Published on Wednesday, November 28th, 2007

I have a sadistic attachment to New England weather.

When you spend as much time in Tucson as I have you start to take it for granted that the sun will always be shining. Although the temperature has made it a tad brisker here as of late the sun still, almost lackadaisically, spreads an even coat of illumination upon this corner of the American southwest.

When I made a trip back to New England for Thanksgiving break I was rudely made aware that the weather there bares no resemblance to anything you experience in Arizona. As if to pay me back for all the blissful days I had spent drenched in sunshine while at the University of Arizona the second I landed at Bradley International Airport Connecticut wrapped me in dense, fierce fog, as if welcoming me with a cold embrace.

Winter fog in Connecticut is nothing like summer fog by the way, which is more of a gentle mist that politely falls upon you. Walking through a summer fog is much like taking a stroll through an absent minded cloud that has drifted too close to the ground. No, winter fogs are thick, tense, impersonal affairs, their wisps of icy smoke enveloping everything they touch like a miasma. The cold pricks at you, seethes in-between your layers of clothing, drains your life force from wherever your skin is exposed to the air. This is the kind of weather that greeted me as soon as I made my way out of the airport terminal.

New England winters were one of the things I was trying to escape when I decided to come to Tucson. Every time I find myself back on the east coast during the winter months I'm reminded why. The cold is pervasive, relentless, forever trying to blot out warmth wherever it finds refuge. The sky remains in an almost perpetual state of gray, as if color itself has been erased with the change in the seasons. Even when the sun does break through the clouds it seems bleak, washed-out, exhausted from trying to reach into the northern latitudes.
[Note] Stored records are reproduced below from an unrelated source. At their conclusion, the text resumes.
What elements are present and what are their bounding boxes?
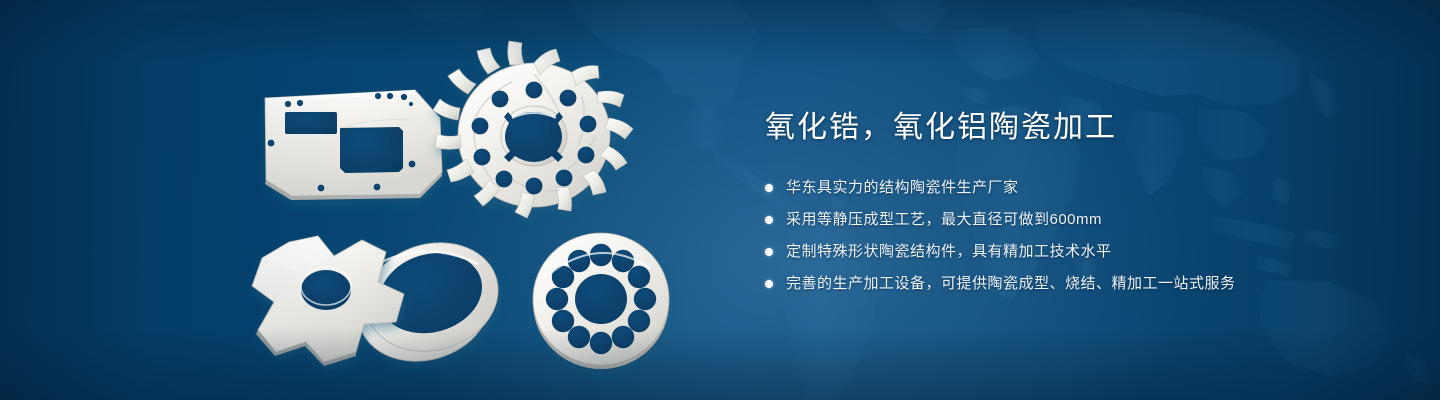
- feature-item: 完善的生产加工设备，可提供陶瓷成型、烧结、精加工一站式服务: [765, 272, 1385, 296]
- feature-item: 采用等静压成型工艺，最大直径可做到600mm: [765, 208, 1385, 232]
- feature-text: 完善的生产加工设备，可提供陶瓷成型、烧结、精加工一站式服务: [786, 272, 1236, 296]
- ceramic-machined-plate: [265, 90, 442, 200]
- feature-item: 定制特殊形状陶瓷结构件，具有精加工技术水平: [765, 240, 1385, 264]
- ceramic-impeller-disc: [433, 41, 633, 218]
- feature-item: 华东具实力的结构陶瓷件生产厂家: [765, 176, 1385, 200]
- feature-text: 采用等静压成型工艺，最大直径可做到600mm: [786, 208, 1102, 232]
- banner-feature-list: 华东具实力的结构陶瓷件生产厂家 采用等静压成型工艺，最大直径可做到600mm 定…: [765, 176, 1385, 296]
- banner-text-block: 氧化锆，氧化铝陶瓷加工 华东具实力的结构陶瓷件生产厂家 采用等静压成型工艺，最大…: [765, 108, 1385, 304]
- hero-banner: 氧化锆，氧化铝陶瓷加工 华东具实力的结构陶瓷件生产厂家 采用等静压成型工艺，最大…: [0, 0, 1440, 400]
- product-image-cluster: [0, 0, 720, 400]
- bullet-dot-icon: [765, 184, 773, 192]
- bullet-dot-icon: [765, 280, 773, 288]
- banner-headline: 氧化锆，氧化铝陶瓷加工: [765, 108, 1385, 148]
- ceramic-rings: [345, 228, 511, 377]
- feature-text: 华东具实力的结构陶瓷件生产厂家: [786, 176, 1019, 200]
- feature-text: 定制特殊形状陶瓷结构件，具有精加工技术水平: [786, 240, 1112, 264]
- bullet-dot-icon: [765, 248, 773, 256]
- ceramic-perforated-disc: [533, 233, 669, 369]
- ceramic-cross-plate: [252, 236, 404, 366]
- bullet-dot-icon: [765, 216, 773, 224]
Dreary as it is, during the few days I was home I found it to be strangely comforting. You expect nothing from this kind of weather. It has no sympathy for you. There is nothing pretentious about it, no formalities, no niceties. It clings to the buildings, trees, and roadways with equal amounts of disdain and aloofness. It neither progresses nor recedes--it simply and always is there, everywhere.

You don't get that with ordinary sunshine.